C’est par là que Platon nous apparaît, dans l’antiquité, comme le plus grand maître de sociabilité. Il part du dogme et de la chute, il est vrai ; mais il semble plutôt le partisan d’un perfectionnement successif que d’un salut instantané. Il ne rejette pas le monde, puisqu’il y cherche sans relâche la beauté divine. Il veut munir l’homme, pour son voyage vers le but qui l’attire, de vertus pour l’escorter et le soutenir : mais quelles sont ces vertus, dont il compose la Vertu ? C’est l’esprit de science et l’intelligence (σοφία, φρόνησις), le courage et la constance (ἀνδρεία), la tempérance (σωφροσύνη), et la probité ou la justice (διϰαιοσύνη).
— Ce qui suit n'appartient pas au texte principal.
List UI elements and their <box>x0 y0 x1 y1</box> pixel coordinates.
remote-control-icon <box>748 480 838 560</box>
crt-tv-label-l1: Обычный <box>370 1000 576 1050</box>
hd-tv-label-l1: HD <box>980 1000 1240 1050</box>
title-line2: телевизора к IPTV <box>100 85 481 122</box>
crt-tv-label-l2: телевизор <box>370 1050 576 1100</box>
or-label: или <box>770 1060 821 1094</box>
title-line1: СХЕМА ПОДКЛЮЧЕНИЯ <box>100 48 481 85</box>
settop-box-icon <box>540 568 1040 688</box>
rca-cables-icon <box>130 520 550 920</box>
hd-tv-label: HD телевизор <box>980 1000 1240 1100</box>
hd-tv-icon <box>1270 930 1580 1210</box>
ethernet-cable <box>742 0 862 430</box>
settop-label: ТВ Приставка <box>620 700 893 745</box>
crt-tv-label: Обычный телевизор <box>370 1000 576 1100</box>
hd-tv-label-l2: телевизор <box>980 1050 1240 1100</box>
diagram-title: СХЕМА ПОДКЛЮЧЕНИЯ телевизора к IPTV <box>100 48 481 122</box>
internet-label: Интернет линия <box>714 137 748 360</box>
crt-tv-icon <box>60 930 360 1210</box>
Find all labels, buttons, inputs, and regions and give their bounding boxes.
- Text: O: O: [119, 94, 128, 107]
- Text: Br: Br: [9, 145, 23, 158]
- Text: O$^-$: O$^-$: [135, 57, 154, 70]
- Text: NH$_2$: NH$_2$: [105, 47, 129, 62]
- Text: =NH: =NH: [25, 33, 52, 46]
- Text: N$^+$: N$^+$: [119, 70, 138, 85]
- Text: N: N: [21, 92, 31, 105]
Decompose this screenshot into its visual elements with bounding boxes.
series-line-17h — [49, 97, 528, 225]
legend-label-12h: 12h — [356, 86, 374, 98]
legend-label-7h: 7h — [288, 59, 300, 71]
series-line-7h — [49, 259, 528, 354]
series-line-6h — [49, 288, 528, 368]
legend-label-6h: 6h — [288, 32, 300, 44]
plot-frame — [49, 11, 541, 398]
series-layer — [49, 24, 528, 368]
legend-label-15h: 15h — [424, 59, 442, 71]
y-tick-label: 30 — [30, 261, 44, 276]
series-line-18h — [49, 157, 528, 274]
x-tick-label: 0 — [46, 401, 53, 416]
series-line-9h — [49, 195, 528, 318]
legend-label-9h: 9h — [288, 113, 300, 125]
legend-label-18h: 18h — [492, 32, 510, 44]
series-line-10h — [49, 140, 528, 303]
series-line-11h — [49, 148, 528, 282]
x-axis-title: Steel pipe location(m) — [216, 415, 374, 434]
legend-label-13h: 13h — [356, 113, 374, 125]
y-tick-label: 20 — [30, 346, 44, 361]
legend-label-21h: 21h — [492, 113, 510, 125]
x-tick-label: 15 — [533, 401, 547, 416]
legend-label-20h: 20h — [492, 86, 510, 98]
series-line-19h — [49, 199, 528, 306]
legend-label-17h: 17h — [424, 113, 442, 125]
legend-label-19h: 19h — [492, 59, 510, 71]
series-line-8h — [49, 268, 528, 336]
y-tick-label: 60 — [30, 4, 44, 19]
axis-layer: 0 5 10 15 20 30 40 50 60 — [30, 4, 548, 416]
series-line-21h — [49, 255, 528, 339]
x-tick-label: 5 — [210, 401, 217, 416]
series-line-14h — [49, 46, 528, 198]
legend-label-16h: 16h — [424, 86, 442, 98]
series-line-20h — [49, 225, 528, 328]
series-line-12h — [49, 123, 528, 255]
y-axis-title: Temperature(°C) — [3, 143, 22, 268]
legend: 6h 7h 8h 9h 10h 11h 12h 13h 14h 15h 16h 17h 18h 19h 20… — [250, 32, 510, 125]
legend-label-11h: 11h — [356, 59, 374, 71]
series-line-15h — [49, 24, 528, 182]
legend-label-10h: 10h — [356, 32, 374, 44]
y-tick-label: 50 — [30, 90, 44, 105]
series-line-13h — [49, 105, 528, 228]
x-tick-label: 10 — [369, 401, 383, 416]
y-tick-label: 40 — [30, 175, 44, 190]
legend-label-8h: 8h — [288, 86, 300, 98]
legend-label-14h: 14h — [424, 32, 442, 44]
Nos sciences sont donc à ses yeux infiniment respectables, puisque ce sont des émanations de la beauté divine, et que nous ne pouvons sans elles marcher vers le souverain bien. La vie sociale est donc une des voies de notre perfection, puisque sous un rapport nous ne pouvons nous élever au souverain bien que par la justice. C’est ainsi que la science, l’art et la politique puisent, suivant Platon, leur raison d’être dans l’idée même du souverain bien, qui est leur but. Quant à l’art, l’identification qu’il fait toujours entre le beau et le bon est trop connue, pour que nous insistions sur ce point ; et quant à la politique, la vie morale de chaque homme était tellement liée, pour lui, à la vie civile, qu’il dit[1] que celui qui, à l’aide de la philosophie, s’est maintenu pur de l’injustice et de l’impiété, n’est cependant pas arrivé au plus haut degré, s’il n’a pu vivre dans un état bien constitué.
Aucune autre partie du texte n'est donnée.